Visual transduction in the compound eye of flies is a well-established model system for the study of G protein-coupled transduction pathways. Pivotal components of this signaling pathway, including the principal light-activated Ca2+ channel transient receptor potential, an eye specific protein kinase C, and the norpA-encoded phospholipase C beta, are assembled into a supramolecular signaling complex by the modular PDZ domain protein INAD. We have used immunoprecipitation assays to study the interaction of the heterotrimeric visual G protein with this INAD signaling complex, Light-activated G alpha(q)- guanosine 5'-O-(thiotriphosphate) and Alf(4)(-)-activated G alpha(q), but not G beta gamma, form a stable complex with the INAD signaling complex.

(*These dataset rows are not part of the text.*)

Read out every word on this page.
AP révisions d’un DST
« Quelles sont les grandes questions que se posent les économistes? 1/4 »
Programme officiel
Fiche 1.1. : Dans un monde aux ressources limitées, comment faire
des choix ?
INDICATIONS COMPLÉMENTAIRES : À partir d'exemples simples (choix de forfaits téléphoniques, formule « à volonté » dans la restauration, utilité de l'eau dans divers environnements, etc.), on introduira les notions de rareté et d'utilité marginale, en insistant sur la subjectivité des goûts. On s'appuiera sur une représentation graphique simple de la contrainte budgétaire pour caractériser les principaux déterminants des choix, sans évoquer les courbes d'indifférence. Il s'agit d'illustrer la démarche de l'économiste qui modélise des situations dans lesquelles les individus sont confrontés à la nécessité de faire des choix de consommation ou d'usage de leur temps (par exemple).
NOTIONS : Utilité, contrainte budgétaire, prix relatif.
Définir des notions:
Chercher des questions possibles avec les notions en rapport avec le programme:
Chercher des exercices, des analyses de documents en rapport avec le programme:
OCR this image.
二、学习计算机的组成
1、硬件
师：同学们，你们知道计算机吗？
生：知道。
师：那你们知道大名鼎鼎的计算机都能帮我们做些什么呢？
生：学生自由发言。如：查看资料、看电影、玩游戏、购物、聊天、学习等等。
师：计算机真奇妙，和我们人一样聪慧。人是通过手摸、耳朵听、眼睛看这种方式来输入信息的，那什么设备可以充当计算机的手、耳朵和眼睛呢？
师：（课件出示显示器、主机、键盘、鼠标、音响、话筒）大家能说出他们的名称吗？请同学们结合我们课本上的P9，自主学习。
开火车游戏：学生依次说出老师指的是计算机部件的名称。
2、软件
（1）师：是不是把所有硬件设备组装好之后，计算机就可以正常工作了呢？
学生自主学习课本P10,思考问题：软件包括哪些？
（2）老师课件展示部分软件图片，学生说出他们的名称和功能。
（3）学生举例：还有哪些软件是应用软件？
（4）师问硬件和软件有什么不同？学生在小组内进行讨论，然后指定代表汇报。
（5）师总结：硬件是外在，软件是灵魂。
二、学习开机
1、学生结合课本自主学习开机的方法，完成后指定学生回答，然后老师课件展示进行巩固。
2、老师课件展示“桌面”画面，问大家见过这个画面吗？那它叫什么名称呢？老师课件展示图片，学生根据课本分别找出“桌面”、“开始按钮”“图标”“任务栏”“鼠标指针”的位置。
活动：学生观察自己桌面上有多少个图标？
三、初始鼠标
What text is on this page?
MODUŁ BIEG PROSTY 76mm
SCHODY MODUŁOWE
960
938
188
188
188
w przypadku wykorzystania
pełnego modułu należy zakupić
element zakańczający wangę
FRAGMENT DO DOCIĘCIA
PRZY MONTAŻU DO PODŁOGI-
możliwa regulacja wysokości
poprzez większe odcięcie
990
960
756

This interaction requires the presence of norpA-encoded phospholipase C beta, indicating that phospholipase C beta is the target of activated G alpha(q). Our data establish that the INAD signaling complex is a light-activated target of the phototransduction pathway, with G alpha(q), forming a molecular on-off switch that shuttles the visual signal from activated rhodopsin to INAD-linked phospholipase C beta.